Lettre à un jeune comédien

 

Cher ami

 

Vous êtes venu me voir, il y a quelques jours, et j’ai l’impression que je n’ai pas su vous recevoir ni vous écouter. J’ai craint, comme toujours je le crains dans des circonstances de rencontre, que, eu égard à ma situation de psychanalyste et homme de théâtre, vous vous soyez servi de l’autorité de l’un (le psychanalyste) pour vous garantir, vous assurer, vous conforter du choix que vous allez faire et auquel vous vous êtes déjà promis (le théâtre, la profession? d’acteur).

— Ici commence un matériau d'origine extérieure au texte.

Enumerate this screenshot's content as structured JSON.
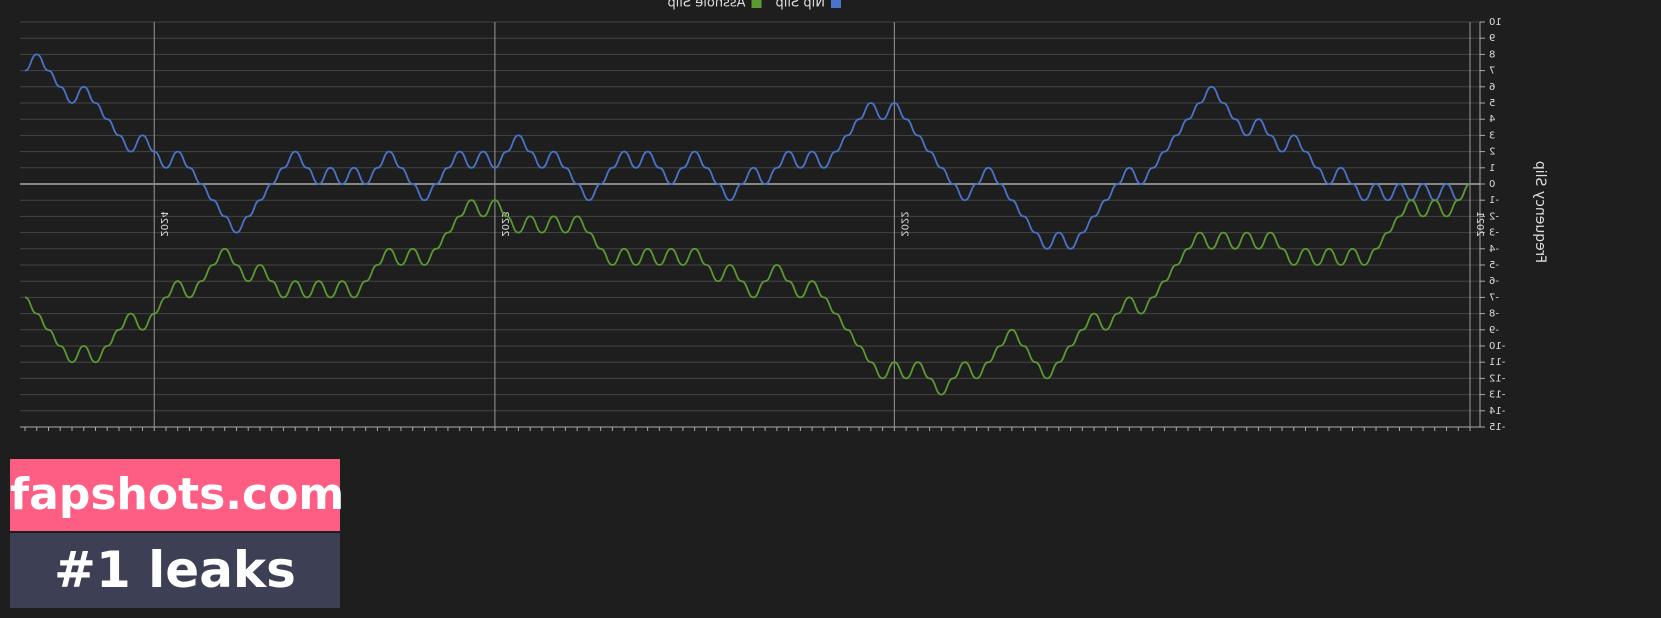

Comme psy, je n’ai rien à vous dire, comme homme de théâtre, il faudrait que nous travaillions ensemble pour que j’aie à exprimer le sentiment que j’ai de vous. J’ai été maladroit ou trop adroit car je n’ai rien dit. Aujourd’hui, j’essaie de mieux faire comprendre mon silence d’hier et mon impuissance ainsi que mon espérance… en vous.

Vous m’avez bien dit que vos parents étaient divorcés quand vous étiez enfant et que le théâtre réparait en quelque sorte cette séparation; il répétait un roman familial, pardon, un roman théâtral.

Mais est-ce que cela est suffisant pour vous armer, non pas de talent, mais de puissance vitale et enivrante? Ne considérez pas le théâtre comme une seconde famille, sinon elle sera pire que la première. Mesurez-vous avec cette société indifférente à l’art, avec le «parisianisme» salissant et ce provincialisme plus rebutant encore.

 

Ne vous intéressez pas à votre talent; les gens à talent n’ont aucun intérêt; tâchez de creuser votre réceptivité, votre sensibilité, ce sera votre «génie» ce sera là même seulement où vous trouverez quelque source; quand je dis «génie», je veux dire le démonique, l’inconscient, voire le démoniaque.

 

Aujourd’hui, les clercs tiennent le haut du pavé, avec de gros bouquins, des citations, et pourfendent l’air comme des matamores. Vous m’en  avez parlé drôlement avec beaucoup d’humour et de pertinence, avec moins de rage que je n’aurais su le faire moi-même, moi qui ai tant souffert de leur censure. Vous ne vous laisserez pas avoir par les idéologues, car vous êtes avisé et vous avez déjà compris que la pensée n’a pas besoin de bretelles: son pantalon tient tout seul et quand elle s’effondre, surviennent alors des phénomènes incroyables auxquels la pensée ne nous faisait pas encore penser.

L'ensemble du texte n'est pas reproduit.